Inhibitory Effects of Heterogeneous Dextran Sulphate Compounds on Simian Type D Retrovirus in vitro

Nine heterogeneous dextran sulphate compounds were tested in vitro for their ability to inhibit a type D simian retrovirus (SRV-2) known to cause simian acquired immunodeficiency syndrome (SAIDS). Dextran sulphate, a sulphated polysaccharide, is available commercially in a variety of molecular weights ranging from 5000 (5K) to 500000 (500K). Of the four 500K compounds tested, three completely blocked replication and infectivity of SRV-2. Of the remaining five compounds tested, only three completely inhibited the virus. Cytotoxic effects also varied even among compounds of the same mol. wt. All nine compounds were further tested in combination with azidothymidine (AZT) or dideoxycytidine (ddC) for possible additive, synergistic or antagonistic effects at reduced concentrations of both drugs. Six dextran sulphate compounds showed slight additive or synergistic effects with AZT, while no effects were seen with ddC. The results suggest that the antiretroviral activity of dextran sulphate depends on the particular chemical preparation of the compound and is not entirely dependent on mol. wt. Thus, it is important to be aware of the inhibitory and cytotoxic variability in heterogeneous dextran sulphate compounds when considering the potential use of this drug, either alone or in combination, as an antiretroviral agent in vivo.

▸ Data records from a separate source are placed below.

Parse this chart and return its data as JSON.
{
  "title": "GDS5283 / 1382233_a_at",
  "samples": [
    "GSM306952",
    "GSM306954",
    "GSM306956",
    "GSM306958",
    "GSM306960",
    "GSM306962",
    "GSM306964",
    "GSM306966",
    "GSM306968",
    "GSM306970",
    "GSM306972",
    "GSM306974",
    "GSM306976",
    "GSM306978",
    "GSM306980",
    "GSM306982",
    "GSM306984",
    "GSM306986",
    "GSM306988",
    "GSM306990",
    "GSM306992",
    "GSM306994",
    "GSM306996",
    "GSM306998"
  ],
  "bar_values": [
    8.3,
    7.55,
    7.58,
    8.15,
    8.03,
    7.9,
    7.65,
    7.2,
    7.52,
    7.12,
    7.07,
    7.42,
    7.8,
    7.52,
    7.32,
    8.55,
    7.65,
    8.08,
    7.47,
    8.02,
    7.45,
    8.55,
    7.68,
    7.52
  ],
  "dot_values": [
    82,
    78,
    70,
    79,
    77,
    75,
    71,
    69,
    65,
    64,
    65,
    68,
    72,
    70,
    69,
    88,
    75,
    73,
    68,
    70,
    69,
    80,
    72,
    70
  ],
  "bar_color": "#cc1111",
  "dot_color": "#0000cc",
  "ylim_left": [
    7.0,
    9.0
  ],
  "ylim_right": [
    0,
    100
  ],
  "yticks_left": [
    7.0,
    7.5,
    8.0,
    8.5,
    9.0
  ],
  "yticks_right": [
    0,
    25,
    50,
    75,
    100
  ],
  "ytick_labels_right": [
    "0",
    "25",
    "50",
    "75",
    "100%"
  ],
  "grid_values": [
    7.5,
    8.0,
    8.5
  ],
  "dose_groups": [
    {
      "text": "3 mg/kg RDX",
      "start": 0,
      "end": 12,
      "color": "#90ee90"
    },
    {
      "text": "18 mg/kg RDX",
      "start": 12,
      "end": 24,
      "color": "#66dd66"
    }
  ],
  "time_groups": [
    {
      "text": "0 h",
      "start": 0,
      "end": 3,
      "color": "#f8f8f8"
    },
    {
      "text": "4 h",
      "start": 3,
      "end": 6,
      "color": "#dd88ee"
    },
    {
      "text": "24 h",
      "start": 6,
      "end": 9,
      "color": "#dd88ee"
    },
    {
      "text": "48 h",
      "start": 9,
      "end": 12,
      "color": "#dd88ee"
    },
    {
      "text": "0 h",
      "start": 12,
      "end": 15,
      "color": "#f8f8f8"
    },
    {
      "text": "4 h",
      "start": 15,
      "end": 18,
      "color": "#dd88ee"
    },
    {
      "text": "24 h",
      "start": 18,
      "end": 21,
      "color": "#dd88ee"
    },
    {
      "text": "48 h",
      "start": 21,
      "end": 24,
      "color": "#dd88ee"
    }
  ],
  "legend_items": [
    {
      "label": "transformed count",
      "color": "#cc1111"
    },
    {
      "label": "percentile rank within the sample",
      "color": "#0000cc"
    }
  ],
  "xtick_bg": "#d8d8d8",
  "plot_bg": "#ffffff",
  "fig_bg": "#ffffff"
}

Toxicity and efficacy of 2',3'-dideoxycytidine in clinical trials of pigtailed macaques infected with simian retrovirus type 2

Four dosing regimens of 2',3'-dideoxycytidine (ddC) were administered intravenously for 10 to 28 days to 18 pigtailed macaques with simian acquired immunodeficiency syndrome. Ten macaques naturally infected with simian acquired immunodeficiency syndrome retrovirus serotype 2 (SRV-2), the etiologic agent of simian acquired immunodeficiency syndrome, received ddC by continuous intravenous infusion or by a daily bolus injection for 10 to 12 days. Another eight macaques that were negative for SRV-2 and antibody received ddC prophylaxis prior to challenge with virus and continued to receive ddC therapy for up to 28 days postchallenge. All monkeys treated with a continuous intravenous dose of ddC, which maintained plasma concentrations of ddC at levels known to inhibit SRV-2 in vitro, developed dose-related toxic effects, including leukopenia, anemia, lethargy, and decreased appetite. Monkeys treated with a daily bolus injection of ddC experienced more severe toxic effects than those on the continuous intravenous regimen, including exfoliative dermatitis and peripheral neuropathy. At the concentrations of ddC administered, no significant inhibition of SRV-2 replication was detected in naturally infected macaques. However, a prophylactic regimen of ddC did have an inhibitory effect on SRV-2. Our findings suggest that ddC may be valuable as a short-term prophylactic treatment rather than as a long-term therapy.